Washington is the latest state to approve Verizon’s planned sale of wireline operations to Frontier Communications. The state’s Utilities and Transportation Commission gave the deal the go-ahead on Friday.
“Frontier looks forward to introducing its products and customer-first service to Washingtonians,” said Dan McCarthy, executive vice president and COO of Frontier. “We believe that access to broadband is connected to good jobs, education, health care, public safety and quality of life. We are committed to extending broadband reach and penetration, to offering value-added phone, video and Internet products and services, and to operating FiOS in 18 municipalities in the state.”
Approval to transfer control of local cable TV franchises to Frontier for the FiOS markets in Washington was received in January 2010, subject to meeting certain conditions of such approvals.
Washington is the seventh state to approve the transaction, joining Oregon, Arizona, Ohio, Nevada, South Carolina and California. In Oregon, Frontier received all necessary approvals from authorities required to transfer control of local cable TV franchises to Frontier, subject to meeting certain conditions of such approvals.

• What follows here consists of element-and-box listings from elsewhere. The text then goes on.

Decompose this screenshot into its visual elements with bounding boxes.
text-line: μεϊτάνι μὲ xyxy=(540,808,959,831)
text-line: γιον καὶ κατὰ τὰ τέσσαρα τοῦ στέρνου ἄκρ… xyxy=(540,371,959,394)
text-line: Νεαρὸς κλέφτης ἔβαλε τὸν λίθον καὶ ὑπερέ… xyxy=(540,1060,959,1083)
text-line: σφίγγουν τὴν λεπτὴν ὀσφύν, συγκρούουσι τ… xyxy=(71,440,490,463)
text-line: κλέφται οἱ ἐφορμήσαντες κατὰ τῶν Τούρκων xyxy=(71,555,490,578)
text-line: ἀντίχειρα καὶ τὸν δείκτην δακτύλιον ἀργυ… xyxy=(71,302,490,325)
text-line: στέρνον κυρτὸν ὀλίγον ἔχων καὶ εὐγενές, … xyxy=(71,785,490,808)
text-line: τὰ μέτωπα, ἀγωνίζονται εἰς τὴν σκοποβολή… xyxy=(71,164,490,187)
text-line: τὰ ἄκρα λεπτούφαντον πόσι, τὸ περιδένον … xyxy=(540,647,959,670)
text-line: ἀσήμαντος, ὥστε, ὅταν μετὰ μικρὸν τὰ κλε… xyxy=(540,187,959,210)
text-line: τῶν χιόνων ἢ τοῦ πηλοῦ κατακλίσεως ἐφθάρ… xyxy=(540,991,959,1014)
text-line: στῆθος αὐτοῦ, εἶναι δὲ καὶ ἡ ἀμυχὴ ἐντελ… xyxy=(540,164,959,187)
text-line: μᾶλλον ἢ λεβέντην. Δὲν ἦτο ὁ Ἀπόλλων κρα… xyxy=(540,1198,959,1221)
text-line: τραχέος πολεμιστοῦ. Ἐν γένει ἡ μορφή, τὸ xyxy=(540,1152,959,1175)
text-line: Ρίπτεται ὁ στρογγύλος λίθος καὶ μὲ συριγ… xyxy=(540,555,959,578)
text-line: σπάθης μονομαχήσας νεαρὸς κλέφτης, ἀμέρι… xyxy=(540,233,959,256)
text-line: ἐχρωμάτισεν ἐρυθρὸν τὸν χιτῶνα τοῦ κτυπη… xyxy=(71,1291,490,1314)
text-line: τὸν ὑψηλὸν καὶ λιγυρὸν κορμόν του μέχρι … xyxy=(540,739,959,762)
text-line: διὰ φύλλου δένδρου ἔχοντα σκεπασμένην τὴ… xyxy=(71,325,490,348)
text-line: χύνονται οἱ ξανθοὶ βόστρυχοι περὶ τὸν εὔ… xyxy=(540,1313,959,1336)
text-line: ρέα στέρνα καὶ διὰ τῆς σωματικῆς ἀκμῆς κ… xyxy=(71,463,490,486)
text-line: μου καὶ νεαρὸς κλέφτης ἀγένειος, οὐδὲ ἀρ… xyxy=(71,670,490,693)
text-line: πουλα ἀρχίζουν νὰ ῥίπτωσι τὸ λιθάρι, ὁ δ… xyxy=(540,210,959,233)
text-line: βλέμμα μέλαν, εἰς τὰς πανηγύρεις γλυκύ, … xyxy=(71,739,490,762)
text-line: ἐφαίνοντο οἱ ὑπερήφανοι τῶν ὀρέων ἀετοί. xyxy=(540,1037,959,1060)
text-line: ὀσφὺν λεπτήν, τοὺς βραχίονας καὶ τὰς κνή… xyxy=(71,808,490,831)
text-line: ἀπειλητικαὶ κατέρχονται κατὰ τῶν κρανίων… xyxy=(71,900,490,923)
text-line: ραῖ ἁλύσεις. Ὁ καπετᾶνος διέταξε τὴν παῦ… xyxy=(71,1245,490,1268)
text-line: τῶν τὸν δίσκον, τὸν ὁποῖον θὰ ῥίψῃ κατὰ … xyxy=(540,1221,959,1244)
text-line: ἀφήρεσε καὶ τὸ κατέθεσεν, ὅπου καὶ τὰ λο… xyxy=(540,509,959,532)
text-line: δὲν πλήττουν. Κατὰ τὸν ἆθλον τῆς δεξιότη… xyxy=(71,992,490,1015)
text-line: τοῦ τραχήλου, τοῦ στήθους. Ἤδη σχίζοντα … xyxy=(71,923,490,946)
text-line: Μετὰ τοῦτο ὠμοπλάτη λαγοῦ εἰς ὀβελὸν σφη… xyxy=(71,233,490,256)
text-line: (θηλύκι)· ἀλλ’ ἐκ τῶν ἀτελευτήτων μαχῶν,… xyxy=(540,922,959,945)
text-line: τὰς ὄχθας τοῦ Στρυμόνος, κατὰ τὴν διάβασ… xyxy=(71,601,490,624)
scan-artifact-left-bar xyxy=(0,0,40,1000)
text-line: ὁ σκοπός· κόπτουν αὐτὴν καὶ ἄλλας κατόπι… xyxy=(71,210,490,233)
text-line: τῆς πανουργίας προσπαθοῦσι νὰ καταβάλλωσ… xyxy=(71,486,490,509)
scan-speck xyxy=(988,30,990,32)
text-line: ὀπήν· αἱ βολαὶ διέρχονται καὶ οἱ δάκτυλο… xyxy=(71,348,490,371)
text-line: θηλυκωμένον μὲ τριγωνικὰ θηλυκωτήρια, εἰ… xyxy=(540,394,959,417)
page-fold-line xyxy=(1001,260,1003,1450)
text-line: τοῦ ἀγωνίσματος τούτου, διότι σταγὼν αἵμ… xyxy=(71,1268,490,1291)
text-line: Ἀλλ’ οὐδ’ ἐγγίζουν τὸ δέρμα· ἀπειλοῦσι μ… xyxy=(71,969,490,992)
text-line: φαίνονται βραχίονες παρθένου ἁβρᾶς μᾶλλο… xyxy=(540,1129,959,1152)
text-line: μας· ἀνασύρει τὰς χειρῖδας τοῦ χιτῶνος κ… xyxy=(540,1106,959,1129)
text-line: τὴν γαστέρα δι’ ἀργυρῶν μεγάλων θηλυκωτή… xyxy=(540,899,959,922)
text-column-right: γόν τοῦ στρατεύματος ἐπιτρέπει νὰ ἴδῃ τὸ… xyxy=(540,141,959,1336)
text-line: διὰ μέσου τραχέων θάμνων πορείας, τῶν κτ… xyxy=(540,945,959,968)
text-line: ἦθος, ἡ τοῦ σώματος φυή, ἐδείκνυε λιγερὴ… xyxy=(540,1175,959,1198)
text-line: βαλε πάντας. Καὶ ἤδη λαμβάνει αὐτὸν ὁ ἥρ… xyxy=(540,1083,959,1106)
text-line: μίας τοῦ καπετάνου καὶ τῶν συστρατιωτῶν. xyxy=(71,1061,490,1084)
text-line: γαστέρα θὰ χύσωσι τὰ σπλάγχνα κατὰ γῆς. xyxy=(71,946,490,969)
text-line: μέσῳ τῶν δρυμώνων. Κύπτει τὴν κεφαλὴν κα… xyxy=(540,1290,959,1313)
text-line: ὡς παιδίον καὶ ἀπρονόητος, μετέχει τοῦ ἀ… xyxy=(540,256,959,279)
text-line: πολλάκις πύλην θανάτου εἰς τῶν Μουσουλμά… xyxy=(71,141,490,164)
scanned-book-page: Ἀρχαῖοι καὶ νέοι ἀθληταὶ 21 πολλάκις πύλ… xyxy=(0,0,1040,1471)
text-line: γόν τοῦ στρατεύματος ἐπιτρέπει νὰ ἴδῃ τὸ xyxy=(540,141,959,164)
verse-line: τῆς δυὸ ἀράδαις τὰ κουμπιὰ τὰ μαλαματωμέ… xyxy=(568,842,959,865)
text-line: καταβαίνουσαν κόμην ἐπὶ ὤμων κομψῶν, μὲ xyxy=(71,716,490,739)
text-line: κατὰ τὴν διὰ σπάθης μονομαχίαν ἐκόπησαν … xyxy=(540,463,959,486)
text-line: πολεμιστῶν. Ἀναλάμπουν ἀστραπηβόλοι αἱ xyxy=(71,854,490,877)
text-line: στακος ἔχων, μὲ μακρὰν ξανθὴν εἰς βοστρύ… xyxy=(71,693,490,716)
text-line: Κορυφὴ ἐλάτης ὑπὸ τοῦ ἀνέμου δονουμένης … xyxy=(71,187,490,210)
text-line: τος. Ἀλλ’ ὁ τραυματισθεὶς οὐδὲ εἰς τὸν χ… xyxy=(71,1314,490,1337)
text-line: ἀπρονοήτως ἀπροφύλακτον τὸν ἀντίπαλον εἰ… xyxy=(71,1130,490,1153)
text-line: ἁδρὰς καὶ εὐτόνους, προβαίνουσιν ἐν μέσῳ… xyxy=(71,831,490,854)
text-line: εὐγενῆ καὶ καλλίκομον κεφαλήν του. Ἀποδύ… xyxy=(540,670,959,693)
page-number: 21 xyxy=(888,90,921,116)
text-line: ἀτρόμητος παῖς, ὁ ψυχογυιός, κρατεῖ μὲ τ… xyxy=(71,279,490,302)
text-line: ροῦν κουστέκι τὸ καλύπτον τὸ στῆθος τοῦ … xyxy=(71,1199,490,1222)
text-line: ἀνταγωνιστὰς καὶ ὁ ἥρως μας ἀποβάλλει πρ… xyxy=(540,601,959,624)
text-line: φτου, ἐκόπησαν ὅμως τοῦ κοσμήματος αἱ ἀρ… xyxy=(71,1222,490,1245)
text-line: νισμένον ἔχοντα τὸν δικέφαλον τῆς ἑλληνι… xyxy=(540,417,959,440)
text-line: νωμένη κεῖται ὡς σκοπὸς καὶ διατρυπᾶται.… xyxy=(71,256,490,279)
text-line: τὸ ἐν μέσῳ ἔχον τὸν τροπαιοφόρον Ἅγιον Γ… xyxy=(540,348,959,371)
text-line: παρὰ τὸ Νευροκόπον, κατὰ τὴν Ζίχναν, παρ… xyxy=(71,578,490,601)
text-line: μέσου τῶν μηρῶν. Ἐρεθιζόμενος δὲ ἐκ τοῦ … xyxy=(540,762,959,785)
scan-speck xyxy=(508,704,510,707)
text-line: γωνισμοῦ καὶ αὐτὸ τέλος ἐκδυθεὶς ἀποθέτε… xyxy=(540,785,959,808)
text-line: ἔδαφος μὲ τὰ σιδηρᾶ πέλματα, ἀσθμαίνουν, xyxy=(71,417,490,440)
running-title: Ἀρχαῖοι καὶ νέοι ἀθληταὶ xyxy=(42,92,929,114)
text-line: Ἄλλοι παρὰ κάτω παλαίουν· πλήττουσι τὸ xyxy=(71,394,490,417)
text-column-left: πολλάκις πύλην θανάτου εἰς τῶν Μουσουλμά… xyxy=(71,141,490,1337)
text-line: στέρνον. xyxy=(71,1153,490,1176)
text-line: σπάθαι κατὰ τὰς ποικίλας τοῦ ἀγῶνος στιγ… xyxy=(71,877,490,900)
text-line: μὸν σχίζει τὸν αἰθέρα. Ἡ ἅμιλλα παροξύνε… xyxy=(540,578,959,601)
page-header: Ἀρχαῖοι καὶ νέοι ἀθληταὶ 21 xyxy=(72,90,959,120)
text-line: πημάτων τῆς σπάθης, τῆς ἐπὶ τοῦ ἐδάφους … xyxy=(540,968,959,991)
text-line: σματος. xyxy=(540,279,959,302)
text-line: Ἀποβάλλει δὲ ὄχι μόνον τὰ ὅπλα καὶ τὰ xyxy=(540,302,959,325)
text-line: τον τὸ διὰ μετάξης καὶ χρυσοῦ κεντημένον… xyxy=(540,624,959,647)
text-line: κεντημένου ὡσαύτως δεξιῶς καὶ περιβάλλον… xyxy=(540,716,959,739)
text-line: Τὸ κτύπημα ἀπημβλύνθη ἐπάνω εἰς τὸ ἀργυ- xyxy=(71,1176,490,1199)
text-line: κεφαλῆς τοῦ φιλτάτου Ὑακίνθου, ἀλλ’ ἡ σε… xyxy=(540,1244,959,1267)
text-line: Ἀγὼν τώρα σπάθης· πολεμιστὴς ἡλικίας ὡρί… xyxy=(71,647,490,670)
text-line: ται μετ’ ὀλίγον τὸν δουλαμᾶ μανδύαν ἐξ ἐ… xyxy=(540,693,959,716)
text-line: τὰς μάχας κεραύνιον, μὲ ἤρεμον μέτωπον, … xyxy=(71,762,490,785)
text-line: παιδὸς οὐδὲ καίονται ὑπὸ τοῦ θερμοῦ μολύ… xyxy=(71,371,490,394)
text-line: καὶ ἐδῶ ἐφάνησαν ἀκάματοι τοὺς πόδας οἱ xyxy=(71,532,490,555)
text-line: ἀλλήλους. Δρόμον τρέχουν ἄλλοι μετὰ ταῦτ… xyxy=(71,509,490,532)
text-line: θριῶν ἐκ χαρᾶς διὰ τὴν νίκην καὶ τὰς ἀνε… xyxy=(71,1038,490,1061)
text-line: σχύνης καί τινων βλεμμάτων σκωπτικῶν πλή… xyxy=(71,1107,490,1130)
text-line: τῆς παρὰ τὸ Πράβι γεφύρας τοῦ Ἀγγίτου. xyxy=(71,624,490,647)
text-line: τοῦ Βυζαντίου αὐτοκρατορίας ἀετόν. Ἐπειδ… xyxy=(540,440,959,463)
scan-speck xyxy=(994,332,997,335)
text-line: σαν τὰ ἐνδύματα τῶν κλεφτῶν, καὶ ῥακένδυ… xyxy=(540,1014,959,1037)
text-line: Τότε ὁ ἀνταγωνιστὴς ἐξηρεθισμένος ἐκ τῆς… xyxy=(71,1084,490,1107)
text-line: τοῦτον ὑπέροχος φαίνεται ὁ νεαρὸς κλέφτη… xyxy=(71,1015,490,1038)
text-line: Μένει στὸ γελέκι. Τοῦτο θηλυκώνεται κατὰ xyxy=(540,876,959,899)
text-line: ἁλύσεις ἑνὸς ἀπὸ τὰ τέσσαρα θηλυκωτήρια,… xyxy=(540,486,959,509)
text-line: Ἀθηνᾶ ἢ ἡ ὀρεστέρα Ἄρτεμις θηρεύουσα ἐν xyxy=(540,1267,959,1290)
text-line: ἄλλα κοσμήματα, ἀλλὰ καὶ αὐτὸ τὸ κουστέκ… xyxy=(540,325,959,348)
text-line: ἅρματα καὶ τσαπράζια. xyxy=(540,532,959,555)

But the deal still needs approval in a pair of battleground states — Illinois and West Virginia. In recent weeks, an Illinois judge recommended that regulators in the Land of Lincoln not approve the deal. West Virginia, where thousands have signed a petition asking for blockage of the sale, is probably the most contentious of all. Labor unions, who are backing the opponents, say a Frontier-Verizon deal would hurt customers because Frontier might have to shoulder too much debt to properly manage its network and customer-service obligations. Both companies have said that’s simply not true.